Sobre a liberdade e o futuro...
Porque desde o princípio e até então não foram outros senão os pensamentos os maiores escravizadores que a humanidade jamais teve.
Se há os que vangloriem-se por liberdades físicas que se tenham adquirido (após conflitos sangrentos ou não), há também os que não conseguem, ainda sim, se acomodar, pois vêem uma servidão que, pior que a física, submete a tantos ou mais que essa, porém, sem que possa suspeitar a maioria. E me refiro, pois, a escravidão mental, aquela que atemoriza e confunde os seres das mais variadas épocas e formas, de modo que espalhando-se rumo ao fundo do ser, lhe atinge o espírito, privando-o de suas altas manifestações.
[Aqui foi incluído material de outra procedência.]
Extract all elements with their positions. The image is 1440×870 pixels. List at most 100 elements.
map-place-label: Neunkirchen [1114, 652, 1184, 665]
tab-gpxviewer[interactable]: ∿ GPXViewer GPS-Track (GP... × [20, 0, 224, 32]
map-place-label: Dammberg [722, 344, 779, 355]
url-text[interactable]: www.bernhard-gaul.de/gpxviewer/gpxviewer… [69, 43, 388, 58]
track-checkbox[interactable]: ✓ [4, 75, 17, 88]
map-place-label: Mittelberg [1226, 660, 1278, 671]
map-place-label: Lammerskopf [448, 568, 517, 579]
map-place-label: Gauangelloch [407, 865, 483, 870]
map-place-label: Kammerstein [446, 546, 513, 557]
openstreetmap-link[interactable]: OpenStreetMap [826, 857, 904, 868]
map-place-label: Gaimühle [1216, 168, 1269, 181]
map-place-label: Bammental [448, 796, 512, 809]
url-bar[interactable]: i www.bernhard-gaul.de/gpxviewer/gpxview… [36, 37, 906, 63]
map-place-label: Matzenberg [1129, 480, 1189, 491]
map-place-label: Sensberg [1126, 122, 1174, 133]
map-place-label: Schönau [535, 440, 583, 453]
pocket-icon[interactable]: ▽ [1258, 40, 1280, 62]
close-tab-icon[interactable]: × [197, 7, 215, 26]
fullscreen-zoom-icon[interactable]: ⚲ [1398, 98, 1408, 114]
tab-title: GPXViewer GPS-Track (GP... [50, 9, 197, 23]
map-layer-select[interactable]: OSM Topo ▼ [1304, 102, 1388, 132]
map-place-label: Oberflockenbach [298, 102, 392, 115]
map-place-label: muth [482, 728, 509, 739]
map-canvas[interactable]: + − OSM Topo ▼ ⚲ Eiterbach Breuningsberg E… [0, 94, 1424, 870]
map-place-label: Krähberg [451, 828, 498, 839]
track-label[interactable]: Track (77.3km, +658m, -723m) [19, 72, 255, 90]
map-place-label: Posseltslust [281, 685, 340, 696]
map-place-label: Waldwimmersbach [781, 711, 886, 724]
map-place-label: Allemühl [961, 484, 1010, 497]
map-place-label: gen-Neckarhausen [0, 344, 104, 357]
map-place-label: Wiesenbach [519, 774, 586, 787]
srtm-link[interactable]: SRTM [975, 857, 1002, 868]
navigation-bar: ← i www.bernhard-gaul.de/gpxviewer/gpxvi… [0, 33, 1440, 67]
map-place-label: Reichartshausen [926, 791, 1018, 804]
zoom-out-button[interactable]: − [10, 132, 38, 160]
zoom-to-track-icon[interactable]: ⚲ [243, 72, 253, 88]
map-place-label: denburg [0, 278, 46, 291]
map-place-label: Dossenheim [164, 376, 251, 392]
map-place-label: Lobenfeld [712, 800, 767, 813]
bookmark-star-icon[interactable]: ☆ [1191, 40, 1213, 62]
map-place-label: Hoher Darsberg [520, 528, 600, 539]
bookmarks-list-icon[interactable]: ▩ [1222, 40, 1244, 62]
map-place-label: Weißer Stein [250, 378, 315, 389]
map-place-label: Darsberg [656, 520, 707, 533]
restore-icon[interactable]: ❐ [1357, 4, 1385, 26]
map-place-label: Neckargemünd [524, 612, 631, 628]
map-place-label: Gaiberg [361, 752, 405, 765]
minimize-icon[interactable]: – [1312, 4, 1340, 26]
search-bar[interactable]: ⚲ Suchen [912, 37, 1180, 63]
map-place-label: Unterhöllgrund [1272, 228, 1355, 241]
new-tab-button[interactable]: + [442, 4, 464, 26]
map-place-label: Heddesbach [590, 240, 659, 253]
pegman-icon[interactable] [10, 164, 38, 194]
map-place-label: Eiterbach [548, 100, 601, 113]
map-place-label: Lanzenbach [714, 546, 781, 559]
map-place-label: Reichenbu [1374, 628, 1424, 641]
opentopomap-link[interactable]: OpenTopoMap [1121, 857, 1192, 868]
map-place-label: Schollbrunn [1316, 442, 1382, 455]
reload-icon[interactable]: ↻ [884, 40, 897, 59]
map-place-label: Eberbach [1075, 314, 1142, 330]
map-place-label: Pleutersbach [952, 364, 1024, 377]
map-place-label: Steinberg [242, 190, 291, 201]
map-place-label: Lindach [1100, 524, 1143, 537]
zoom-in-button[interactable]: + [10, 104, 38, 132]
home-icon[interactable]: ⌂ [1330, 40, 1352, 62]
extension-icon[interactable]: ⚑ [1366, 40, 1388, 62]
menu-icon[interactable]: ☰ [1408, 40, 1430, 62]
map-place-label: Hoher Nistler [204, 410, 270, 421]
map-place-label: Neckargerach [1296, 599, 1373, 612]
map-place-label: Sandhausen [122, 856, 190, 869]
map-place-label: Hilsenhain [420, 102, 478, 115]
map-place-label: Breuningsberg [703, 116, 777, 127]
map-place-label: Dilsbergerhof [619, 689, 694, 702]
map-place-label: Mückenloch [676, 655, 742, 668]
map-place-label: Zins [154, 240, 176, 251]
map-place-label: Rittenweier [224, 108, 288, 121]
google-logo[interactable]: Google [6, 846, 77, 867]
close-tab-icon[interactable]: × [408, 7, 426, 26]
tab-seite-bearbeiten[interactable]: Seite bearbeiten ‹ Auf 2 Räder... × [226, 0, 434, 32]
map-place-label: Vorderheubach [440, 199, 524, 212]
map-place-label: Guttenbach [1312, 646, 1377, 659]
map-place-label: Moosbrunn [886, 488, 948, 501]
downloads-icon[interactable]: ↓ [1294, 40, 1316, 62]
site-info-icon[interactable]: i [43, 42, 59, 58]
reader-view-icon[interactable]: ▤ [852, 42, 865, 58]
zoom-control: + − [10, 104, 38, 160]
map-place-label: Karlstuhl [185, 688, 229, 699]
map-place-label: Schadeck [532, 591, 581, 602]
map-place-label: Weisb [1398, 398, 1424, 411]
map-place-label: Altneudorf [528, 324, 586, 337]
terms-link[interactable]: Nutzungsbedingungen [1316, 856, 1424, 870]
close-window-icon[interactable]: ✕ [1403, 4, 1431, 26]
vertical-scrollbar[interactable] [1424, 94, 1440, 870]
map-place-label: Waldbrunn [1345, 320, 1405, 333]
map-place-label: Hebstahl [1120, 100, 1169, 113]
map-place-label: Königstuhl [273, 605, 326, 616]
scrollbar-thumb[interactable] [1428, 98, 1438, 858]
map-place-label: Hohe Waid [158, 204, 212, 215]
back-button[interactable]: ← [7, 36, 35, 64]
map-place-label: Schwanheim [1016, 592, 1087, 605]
Eis então que o homem, que tanto buscou a liberdade, tem vivido os dias da maior escravidão de todos os tempos, já que, se antes eram povos, religiões e seitas disjuntas a delimitarem rebanhos distintos, e que hora ou outra entravam em guerra, hoje, cada vez mais vemos surgir, sistemas maiores de repressão da alma, e onde pensamentos submetiam vontades individuais, de pequenos grupos ou de um povo em particular às mais frias injustiças (mesmo as não tão explicitadas), hoje estão verdadeiras massas humanas que se expandem e se colidem em proporções cada vez maiores, e todas sob alguns daqueles mesmos pensamentos originários destes conflitos...
Ora, olhemos nós para as nossas castas e para os rebanhos, e questionemo-nos quanto ao nosso sentido de liberdade, pois não foram as Luzes¹, nem Lutero, nem Galileu, nem Gandhi, nem Luther King, nem Simone Beauvoir, nem Lenon, nem Einstein e nem nenhum outro ainda realmente capaz de mudar nossos conceitos mais cristalizados, que para além da Política, da Religião, da Ciência, da Filosofia e da Música, mantém-se todos vivos e, como pedras angulares, fomentando ainda todos aqueles velhos ranços e deficiências humanas... ou negaremos que ainda a Ciência rendeu-se às mesquinharias da vontade humana concebendo as mais terríveis armas jamais imaginadas? Ou negaremos que ainda a Religião fracassou em seu intento de unir povos quando estipulou, cada uma, seus próprios ídolos e manifestações únicas de Deus, como se houvesse Deus submetido-se a alguma em algum livro "sagrado", ou a qualquer construção humana? Ou negaremos que a música não honrou a arte quando apelou mais às mais efêmeras formas de prazer, e hoje conduz massas jovens aos destinos mais fracassados e dignos de pena? Ou negaremos que a Filosofia errou quando, com suas infinitas especulações e reclusão acadêmica, distanciou seu "amor à sabedoria" do homem, do homem comum, que carrega em si, mesmo que inconscientemente, tal afeição à superioridade do saber?
Podemos negar estas coisas, caro leitor?
É agora que em nossas almas e com nossos corações e mentes ávidas de real liberdade que poderemos, nós, questionar todas as coisas, cada um em si primeiro, pois se as instituições e os conceitos impostos aos homens de boa fé não permitiram a estes manterem-se em paz, nem por uma década, se ainda ouvimos tiros, gritos, gemidos e o "tu-deves" saindo das mais diversas bocas de nosso poder, que autoridade senão a do indivíduo reflexivo poderá servir de humano e distinto peso padrão no enunciado dos valores que se irão colocar na balança que emitirá os juízos do futuro?
Os conceitos do futuro só podem, então, nascerem e serem cultivados nos homens do presente, cada um deles: cada um de nós é uma ponte entre o passado e o futuro, conscientizemo-nos pois disto, e sejamos condutores da humanidade presente comum e decadente para uma futura humanidade superior, mais condizente com nossas altas capacidades e anelos.